This subject examines international contemporary artistic practice. Through case studies of specific artworks students will be introduced to the theories that informed, shaped or were employed by critics and curators in recent decades. A broad variety of media will be considered, including painting, sculpture, installation, performance, photography, video and multimedia technologies. Students may explore issues such as: the relationship of regional and global cultures, the diversity of identities within contemporary culture, the growing awareness of the art of minority groups, the impact of new technologies, media forms and ideologies on culture, and the impact of globalisation on networks of exhibitions, artists and curators. Artists’ responses to social debate on issues such as race relations, immigration, the environment, censorship, republicanism, and gay and lesbian politics will be considered. In addition, changes in the infrastructure and institutions of the culture industry - galleries, museums, publishing and media - may be examined.
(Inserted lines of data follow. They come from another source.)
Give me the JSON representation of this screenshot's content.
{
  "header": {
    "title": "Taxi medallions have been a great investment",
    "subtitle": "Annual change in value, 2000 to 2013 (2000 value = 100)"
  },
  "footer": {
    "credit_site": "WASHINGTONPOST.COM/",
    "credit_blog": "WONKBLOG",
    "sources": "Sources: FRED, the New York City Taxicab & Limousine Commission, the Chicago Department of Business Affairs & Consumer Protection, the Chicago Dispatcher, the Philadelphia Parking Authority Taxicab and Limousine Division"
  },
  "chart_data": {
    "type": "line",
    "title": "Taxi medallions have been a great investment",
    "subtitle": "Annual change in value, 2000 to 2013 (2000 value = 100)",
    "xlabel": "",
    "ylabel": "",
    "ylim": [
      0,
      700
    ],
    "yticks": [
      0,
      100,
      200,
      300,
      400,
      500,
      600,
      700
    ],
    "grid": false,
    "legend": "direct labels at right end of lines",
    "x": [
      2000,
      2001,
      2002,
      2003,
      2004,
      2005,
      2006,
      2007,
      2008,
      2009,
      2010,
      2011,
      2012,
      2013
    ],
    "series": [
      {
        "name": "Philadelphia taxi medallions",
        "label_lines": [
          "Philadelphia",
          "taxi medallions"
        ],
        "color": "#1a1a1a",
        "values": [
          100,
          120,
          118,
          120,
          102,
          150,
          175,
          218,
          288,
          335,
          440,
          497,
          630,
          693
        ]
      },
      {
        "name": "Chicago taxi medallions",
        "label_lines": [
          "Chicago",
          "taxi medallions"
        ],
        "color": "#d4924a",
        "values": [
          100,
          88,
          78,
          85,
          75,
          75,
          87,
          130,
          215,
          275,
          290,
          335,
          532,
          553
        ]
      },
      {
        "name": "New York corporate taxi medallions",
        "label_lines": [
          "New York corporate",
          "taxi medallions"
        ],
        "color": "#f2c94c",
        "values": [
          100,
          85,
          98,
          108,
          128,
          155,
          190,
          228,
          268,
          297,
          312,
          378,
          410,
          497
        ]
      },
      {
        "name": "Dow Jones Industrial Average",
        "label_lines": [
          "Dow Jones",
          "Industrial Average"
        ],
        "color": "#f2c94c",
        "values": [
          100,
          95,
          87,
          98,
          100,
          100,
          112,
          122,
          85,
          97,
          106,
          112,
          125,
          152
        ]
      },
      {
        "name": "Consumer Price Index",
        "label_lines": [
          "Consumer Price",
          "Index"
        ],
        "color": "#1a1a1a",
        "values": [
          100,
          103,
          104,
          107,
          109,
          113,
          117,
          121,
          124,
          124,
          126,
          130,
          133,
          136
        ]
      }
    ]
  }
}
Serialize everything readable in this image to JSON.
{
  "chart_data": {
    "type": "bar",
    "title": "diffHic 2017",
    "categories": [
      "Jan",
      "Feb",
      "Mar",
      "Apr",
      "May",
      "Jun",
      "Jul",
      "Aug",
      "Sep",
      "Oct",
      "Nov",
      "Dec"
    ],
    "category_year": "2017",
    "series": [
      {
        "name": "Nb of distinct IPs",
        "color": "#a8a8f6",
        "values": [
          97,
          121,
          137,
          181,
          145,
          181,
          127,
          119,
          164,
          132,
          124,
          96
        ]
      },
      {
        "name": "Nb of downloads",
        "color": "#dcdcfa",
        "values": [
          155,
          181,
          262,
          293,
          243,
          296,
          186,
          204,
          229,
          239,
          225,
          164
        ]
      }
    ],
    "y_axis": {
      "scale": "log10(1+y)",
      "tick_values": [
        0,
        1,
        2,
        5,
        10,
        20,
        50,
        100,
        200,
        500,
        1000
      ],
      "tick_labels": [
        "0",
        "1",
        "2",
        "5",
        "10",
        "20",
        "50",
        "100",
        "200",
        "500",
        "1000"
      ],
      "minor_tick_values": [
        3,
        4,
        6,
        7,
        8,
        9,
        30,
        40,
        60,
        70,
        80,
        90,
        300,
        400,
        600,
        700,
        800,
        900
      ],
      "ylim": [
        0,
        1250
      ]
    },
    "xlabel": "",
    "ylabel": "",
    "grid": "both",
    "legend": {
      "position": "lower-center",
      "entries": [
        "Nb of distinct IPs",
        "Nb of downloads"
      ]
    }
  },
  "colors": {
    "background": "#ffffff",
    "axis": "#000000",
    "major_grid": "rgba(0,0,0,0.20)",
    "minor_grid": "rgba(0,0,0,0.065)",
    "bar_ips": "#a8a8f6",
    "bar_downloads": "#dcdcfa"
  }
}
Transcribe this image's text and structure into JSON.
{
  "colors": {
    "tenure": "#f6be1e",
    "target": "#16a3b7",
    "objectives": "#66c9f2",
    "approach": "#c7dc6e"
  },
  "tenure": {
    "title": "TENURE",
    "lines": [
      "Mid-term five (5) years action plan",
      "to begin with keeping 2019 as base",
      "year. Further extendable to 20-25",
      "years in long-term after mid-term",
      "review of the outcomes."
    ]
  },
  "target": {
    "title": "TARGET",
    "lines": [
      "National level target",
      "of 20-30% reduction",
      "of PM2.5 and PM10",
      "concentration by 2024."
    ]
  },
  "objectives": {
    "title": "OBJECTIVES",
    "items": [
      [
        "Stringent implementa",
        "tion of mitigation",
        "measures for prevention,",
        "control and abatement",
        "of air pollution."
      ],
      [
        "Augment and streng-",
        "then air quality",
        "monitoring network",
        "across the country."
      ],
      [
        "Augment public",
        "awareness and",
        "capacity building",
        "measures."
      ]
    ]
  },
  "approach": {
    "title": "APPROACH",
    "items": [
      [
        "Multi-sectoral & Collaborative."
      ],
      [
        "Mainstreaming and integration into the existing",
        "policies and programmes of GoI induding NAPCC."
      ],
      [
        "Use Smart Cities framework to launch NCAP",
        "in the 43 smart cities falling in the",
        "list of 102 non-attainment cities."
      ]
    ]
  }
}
Intended learning outcomes

On successful completion of the subject, students should have:

  • an understanding of key issues in artistic and critical practice in contemporary art;
  • the ability to locate specific artistic and critical practices with a social, historical and theoretical context;
  • developed an understanding of the relevance of various models of cultural analysis to the understanding of specific instances of cultural practices; and
  • the ability to conduct independent research using catalogued sources and bibliographical indexes.

Generic skills

At the completion of this subject, student should gain the following generic skills:

  • be able to research through the competent use of the library and other information sources, and be able to define areas of inquiry and methods of research in the preparation of essays;
  • be able to conceptualise theoretical problems, form judgements and arguments and communicate critically, creatively and theoretically through essay writing, tutorial discussion and presentations;
  • be able to communicate knowledge intelligibly and economically through essay writing and tutorial discussion;
  • be able to manage and organise workloads for recommended reading, the completion of essays and assignments and examination revision; and
  • be able to participate in team work through involvement in syndicate groups and group discussions.